It’s getting hot out here: the challenges facing plants in hot weather

Image credit: Photograph by Dako99 distributed under a CC BY-SA 3.0 licence.

Image credit: Photograph by Dako99 distributed under a CC BY-SA 3.0 licence.

The UK is currently experiencing a heatwave. We all know the potential risks unusually high temperatures can pose to humans and animals but what about plants?

In all organisms high temperatures can alter cell properties. The phospholipid membranes surrounding the cell and internal organelles (nucleus, ER etc.) become more fluid (1).  Not only can this make the membranes less stable, it can also make them more permeable and affect the ability of other molecules such as signalling proteins to interact with them.
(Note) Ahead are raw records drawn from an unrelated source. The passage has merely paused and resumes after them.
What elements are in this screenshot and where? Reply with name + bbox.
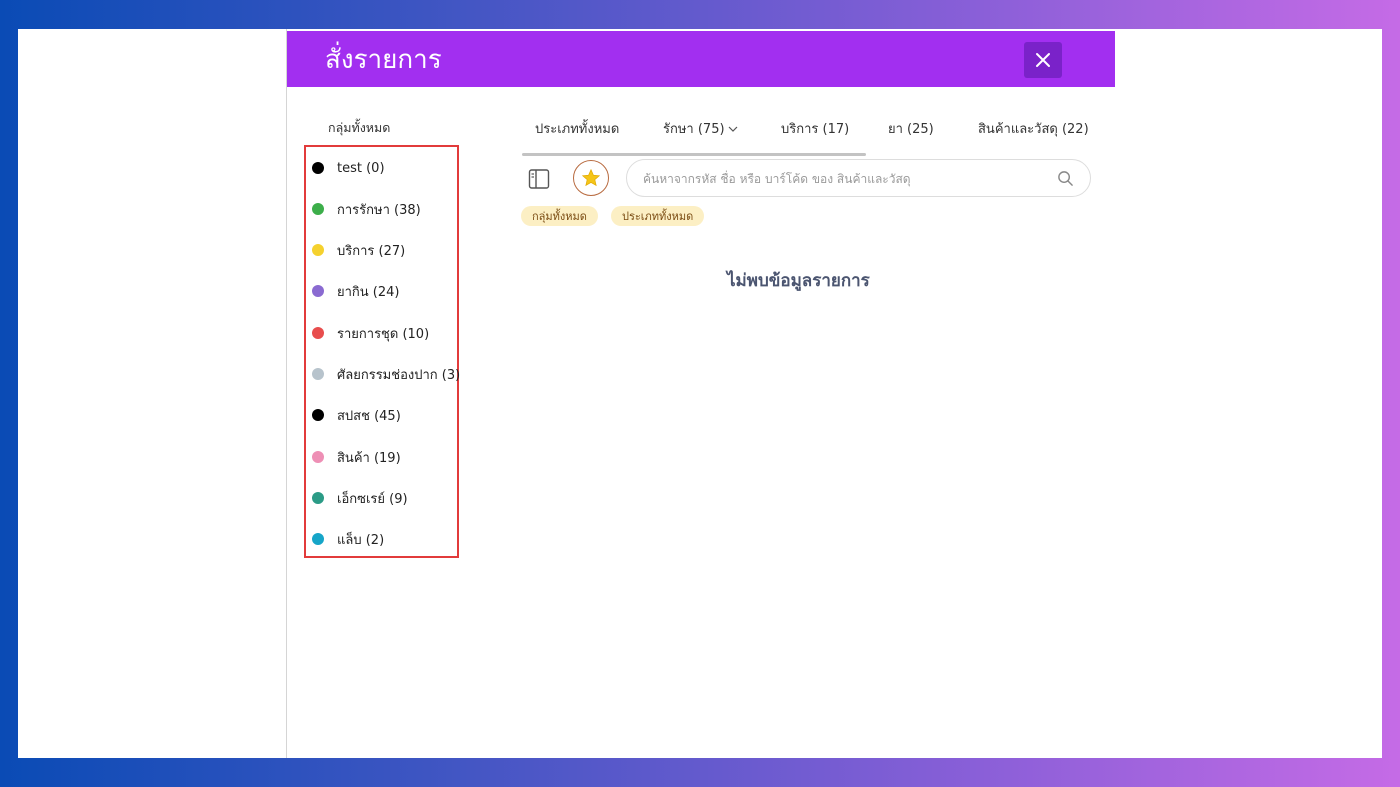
tab-label: รักษา (75) [663, 122, 725, 137]
group-color-dot [312, 285, 324, 297]
group-color-dot [312, 327, 324, 339]
group-label: สปสช (45) [337, 408, 401, 424]
search-box [626, 159, 1091, 197]
background-canvas: สั่งรายการ กลุ่มทั้งหมด test (0) การรักษ… [18, 29, 1382, 758]
group-color-dot [312, 451, 324, 463]
group-color-dot [312, 162, 324, 174]
star-icon [581, 168, 601, 187]
group-color-dot [312, 203, 324, 215]
group-item-test[interactable]: test (0) [312, 158, 385, 178]
group-label: แล็บ (2) [337, 532, 385, 548]
group-label: สินค้า (19) [337, 450, 401, 466]
tab-all-types[interactable]: ประเภททั้งหมด [535, 118, 619, 139]
tab-label: ยา (25) [888, 122, 934, 137]
sidebar-toggle-button[interactable] [528, 168, 550, 190]
close-button[interactable] [1024, 42, 1062, 78]
group-item-set[interactable]: รายการชุด (10) [312, 323, 429, 343]
group-label: เอ็กซเรย์ (9) [337, 491, 408, 507]
group-color-dot [312, 368, 324, 380]
group-label: test (0) [337, 160, 385, 176]
sidebar-toggle-icon [528, 169, 550, 189]
search-icon[interactable] [1057, 170, 1074, 187]
tab-products-supplies[interactable]: สินค้าและวัสดุ (22) [978, 118, 1089, 139]
group-item-product[interactable]: สินค้า (19) [312, 447, 401, 467]
group-item-oral-surgery[interactable]: ศัลยกรรมช่องปาก (3) [312, 364, 460, 384]
group-color-dot [312, 409, 324, 421]
tab-label: ประเภททั้งหมด [535, 122, 620, 137]
group-item-treatment[interactable]: การรักษา (38) [312, 199, 421, 219]
group-item-lab[interactable]: แล็บ (2) [312, 529, 384, 549]
tab-scrollbar[interactable] [522, 153, 866, 156]
order-modal: สั่งรายการ กลุ่มทั้งหมด test (0) การรักษ… [286, 29, 1115, 758]
chevron-down-icon [728, 126, 737, 132]
close-icon [1036, 53, 1050, 67]
group-label: บริการ (27) [337, 243, 406, 259]
group-item-service[interactable]: บริการ (27) [312, 240, 405, 260]
filter-chip-group[interactable]: กลุ่มทั้งหมด [521, 206, 598, 226]
group-label: ยากิน (24) [337, 284, 400, 300]
group-label: การรักษา (38) [337, 202, 421, 218]
favorite-button[interactable] [573, 160, 609, 196]
tab-label: สินค้าและวัสดุ (22) [978, 122, 1089, 137]
tab-treatment[interactable]: รักษา (75) [663, 118, 739, 139]
modal-header: สั่งรายการ [287, 31, 1115, 87]
group-label: รายการชุด (10) [337, 326, 430, 342]
category-tabs: ประเภททั้งหมด รักษา (75) บริการ (17) ยา … [522, 109, 1092, 159]
group-color-dot [312, 492, 324, 504]
empty-state-message: ไม่พบข้อมูลรายการ [727, 271, 870, 291]
group-item-nhso[interactable]: สปสช (45) [312, 405, 401, 425]
group-label: ศัลยกรรมช่องปาก (3) [337, 367, 461, 383]
group-heading[interactable]: กลุ่มทั้งหมด [328, 118, 390, 138]
tab-service[interactable]: บริการ (17) [781, 118, 849, 139]
tab-medicine[interactable]: ยา (25) [888, 118, 934, 139]
group-item-oral-medicine[interactable]: ยากิน (24) [312, 281, 400, 301]
tab-label: บริการ (17) [781, 122, 850, 137]
group-list: test (0) การรักษา (38) บริการ (27) ยากิน… [304, 145, 460, 558]
group-color-dot [312, 244, 324, 256]
modal-title: สั่งรายการ [325, 45, 442, 75]
group-color-dot [312, 533, 324, 545]
search-input[interactable] [641, 168, 1045, 190]
group-item-xray[interactable]: เอ็กซเรย์ (9) [312, 488, 408, 508]
filter-chip-type[interactable]: ประเภททั้งหมด [611, 206, 705, 226]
High temperatures also alter the rates of chemical reactions within the cell and can lead to unfolding or misfolding of proteins. Ultimately these changes can lead to cell death so are best avoided!

Unlike animals, plants cannot avoid the heat by moving to a cooler place so they rely on strategies that enable them to tolerate the high temperatures. An increase in membrane fluidity and/or unfolded proteins leads to the activation of heat shock responses. These include the alteration of membrane composition to reduce fluidity and the up-regulation of Heat Shock Proteins (HSPs), a family of chaperone proteins that assist protein folding and increase protein stability (1).
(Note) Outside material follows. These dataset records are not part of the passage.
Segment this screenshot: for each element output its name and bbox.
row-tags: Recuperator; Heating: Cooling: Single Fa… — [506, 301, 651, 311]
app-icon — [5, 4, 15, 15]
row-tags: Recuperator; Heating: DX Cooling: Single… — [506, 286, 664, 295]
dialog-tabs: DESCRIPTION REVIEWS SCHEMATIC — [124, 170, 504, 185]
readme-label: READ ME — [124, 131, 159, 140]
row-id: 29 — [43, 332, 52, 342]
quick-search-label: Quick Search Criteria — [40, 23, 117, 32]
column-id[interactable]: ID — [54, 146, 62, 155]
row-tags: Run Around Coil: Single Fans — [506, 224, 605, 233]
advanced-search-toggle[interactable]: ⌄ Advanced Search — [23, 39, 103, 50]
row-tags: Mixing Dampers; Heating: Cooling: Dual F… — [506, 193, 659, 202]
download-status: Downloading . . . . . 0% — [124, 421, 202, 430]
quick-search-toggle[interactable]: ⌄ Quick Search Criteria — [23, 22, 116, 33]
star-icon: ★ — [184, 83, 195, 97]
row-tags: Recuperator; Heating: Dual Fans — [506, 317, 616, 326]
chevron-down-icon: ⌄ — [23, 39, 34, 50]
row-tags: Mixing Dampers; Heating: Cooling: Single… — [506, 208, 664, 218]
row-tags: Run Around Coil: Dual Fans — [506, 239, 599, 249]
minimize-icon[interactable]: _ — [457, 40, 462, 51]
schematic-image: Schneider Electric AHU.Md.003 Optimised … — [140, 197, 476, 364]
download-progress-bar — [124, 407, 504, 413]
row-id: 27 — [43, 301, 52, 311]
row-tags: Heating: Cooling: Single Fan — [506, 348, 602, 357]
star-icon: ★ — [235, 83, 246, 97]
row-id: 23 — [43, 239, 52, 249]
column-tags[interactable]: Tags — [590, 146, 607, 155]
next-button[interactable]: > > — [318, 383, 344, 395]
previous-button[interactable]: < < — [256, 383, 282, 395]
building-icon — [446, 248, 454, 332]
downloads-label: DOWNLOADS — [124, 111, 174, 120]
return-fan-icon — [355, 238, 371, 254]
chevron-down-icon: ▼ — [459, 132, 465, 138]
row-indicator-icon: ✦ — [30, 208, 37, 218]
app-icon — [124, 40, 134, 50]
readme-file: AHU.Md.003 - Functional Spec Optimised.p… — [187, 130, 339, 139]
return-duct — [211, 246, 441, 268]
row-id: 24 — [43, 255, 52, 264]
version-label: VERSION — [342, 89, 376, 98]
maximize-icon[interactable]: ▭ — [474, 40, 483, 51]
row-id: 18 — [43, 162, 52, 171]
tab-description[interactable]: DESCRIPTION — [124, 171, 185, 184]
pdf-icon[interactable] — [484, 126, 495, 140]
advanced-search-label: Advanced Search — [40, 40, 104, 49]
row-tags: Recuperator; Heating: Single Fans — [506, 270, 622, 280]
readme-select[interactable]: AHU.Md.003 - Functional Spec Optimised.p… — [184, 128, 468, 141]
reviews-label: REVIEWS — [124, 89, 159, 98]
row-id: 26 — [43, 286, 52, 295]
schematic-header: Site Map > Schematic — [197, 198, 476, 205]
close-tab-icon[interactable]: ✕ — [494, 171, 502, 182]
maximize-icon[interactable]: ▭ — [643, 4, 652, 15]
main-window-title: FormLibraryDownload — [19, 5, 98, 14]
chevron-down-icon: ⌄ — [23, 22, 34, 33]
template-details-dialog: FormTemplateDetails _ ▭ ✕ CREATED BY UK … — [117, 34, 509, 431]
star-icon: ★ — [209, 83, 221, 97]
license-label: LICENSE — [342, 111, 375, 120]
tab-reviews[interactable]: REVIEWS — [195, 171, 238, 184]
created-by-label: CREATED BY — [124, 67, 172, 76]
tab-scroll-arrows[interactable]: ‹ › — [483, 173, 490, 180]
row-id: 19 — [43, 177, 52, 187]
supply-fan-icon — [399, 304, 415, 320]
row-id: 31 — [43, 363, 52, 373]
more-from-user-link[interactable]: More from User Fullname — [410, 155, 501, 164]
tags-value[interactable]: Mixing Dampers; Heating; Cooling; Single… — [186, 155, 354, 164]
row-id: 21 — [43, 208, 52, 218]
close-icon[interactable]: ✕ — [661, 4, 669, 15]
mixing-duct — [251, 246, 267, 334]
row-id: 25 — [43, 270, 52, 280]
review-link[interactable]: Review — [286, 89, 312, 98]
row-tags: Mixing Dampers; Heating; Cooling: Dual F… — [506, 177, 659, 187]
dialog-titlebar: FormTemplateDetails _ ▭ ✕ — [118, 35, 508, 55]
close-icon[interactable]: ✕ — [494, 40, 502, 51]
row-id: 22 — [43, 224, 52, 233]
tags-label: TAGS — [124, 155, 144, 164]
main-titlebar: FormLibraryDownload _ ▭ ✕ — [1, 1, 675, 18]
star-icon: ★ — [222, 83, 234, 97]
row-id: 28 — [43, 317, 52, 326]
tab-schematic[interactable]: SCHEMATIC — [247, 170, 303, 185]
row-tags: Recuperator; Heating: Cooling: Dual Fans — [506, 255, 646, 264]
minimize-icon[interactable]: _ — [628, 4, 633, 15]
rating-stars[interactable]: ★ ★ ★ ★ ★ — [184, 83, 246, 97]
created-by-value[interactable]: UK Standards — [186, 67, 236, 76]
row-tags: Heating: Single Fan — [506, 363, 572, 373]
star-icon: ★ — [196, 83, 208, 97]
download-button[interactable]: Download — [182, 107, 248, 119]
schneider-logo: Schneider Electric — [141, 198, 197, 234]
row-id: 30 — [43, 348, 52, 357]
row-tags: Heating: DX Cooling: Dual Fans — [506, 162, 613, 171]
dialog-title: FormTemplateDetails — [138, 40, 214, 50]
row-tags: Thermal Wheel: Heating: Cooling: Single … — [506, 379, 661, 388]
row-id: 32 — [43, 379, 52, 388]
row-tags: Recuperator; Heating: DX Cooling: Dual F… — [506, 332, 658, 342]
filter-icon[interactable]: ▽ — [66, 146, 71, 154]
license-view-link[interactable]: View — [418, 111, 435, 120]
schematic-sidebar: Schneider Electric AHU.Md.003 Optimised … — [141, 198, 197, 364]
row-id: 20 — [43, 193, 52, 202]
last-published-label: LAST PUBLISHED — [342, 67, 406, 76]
High temperatures can also affect the efficiency of photosynthesis (capture of light energy to fix carbon dioxide into high-energy carbon compounds). It can lead to the inactivation of proteins in the light harvesting complexes and reduce the efficiency of the fixation of carbon dioxide into glycerate-3-phosphate by the enzyme RuBisCO (1). RuBisCO activity is a rate-limiting step in photosynthesis and many plants that are adapted to live in hot climates use a different mechanism of photosynthesis (known as C4) that is able to maintain a higher rate of carbon fixation by RuBisCO at higher temperatures.

The ability of plants to be able to defend against pathogens can also be affected by high temperatures. A plant that is suffering from heat stress may be more vulnerable to pathogen infection and crop varieties can have resistance to a pathogen at a low temperature but be susceptible at higher temperatures (2,3,4). On the other hand there are some resistance genes that confer resistance to diseases only at higher temperatures. For example, wheat plants expressing the gene Yr36 are resistant to stripe rust (caused by the fungus Puccinia striiformis) when grown at 25-35 °C, but are susceptible when grown at lower temperatures (5).
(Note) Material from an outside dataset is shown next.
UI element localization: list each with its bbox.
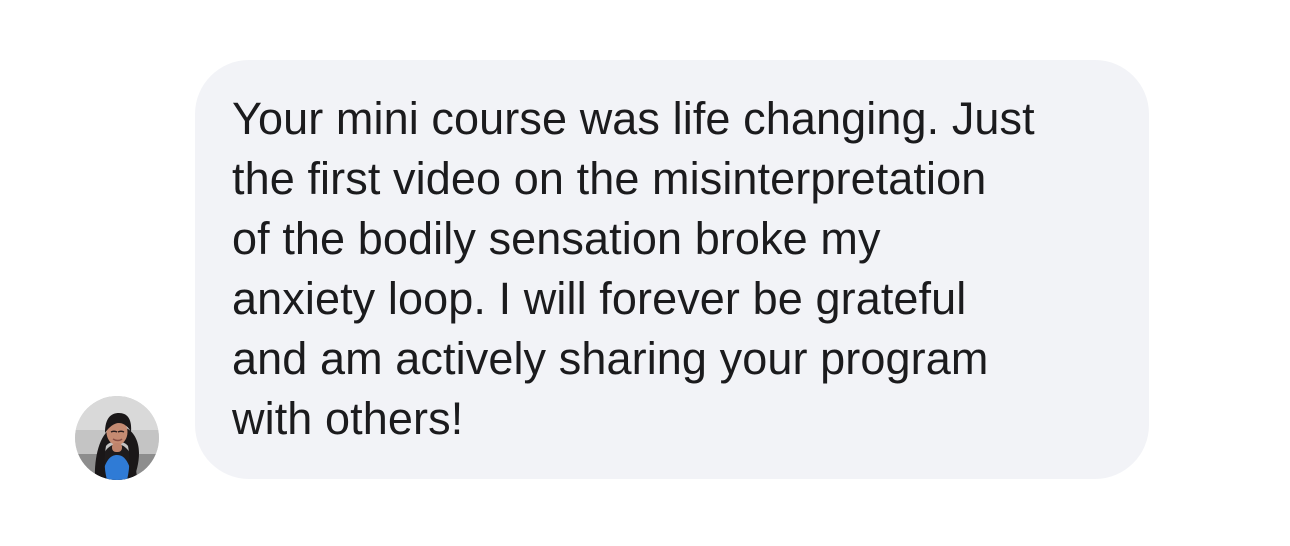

With global temperatures on the rise, understanding how plants sense and respond to high temperatures and how it impacts on their responses to other stresses such as pathogen attack are important areas of research. Recently, scientists at the John Innes Centre have identified Arabidopsis thaliana mutants that are more resilient to climate in terms of disease resistance. Identifying the genes involved may enable the breeding of crop plants in the future that maintain disease resistance over a larger range of temperatures.

Something to think about next time you relax in the shade under a tree!

Image Credit: Photograph by Dako99 distributed by a CC BY-SA 3.0 licence.

References:

  1. Wahid et al. (2007). Heat tolerance in plants: an overview. Environmental and Experimental Botany
  2. Sugiyama et al (2009). Effect of temperature on symptom expression and viral spread of Melon yellow spot virus in resistant cucumber accessions. Journal of General Plant Pathology.
  3. Navar et al. (2003). Temperature dependent brown rust resistance in wheat cv. PBW343. Plant Disease Research (Ludhiana).
  4. Roderick et al. (2000) Temperature-dependent resistance to crown rust fungus in perennial ryegrass, Lolium perenne. Plant Breeding.
  5. Fu et al. (2009) A kinase-START gene confers temperature-dependent resistance to wheat stripe rust. Science.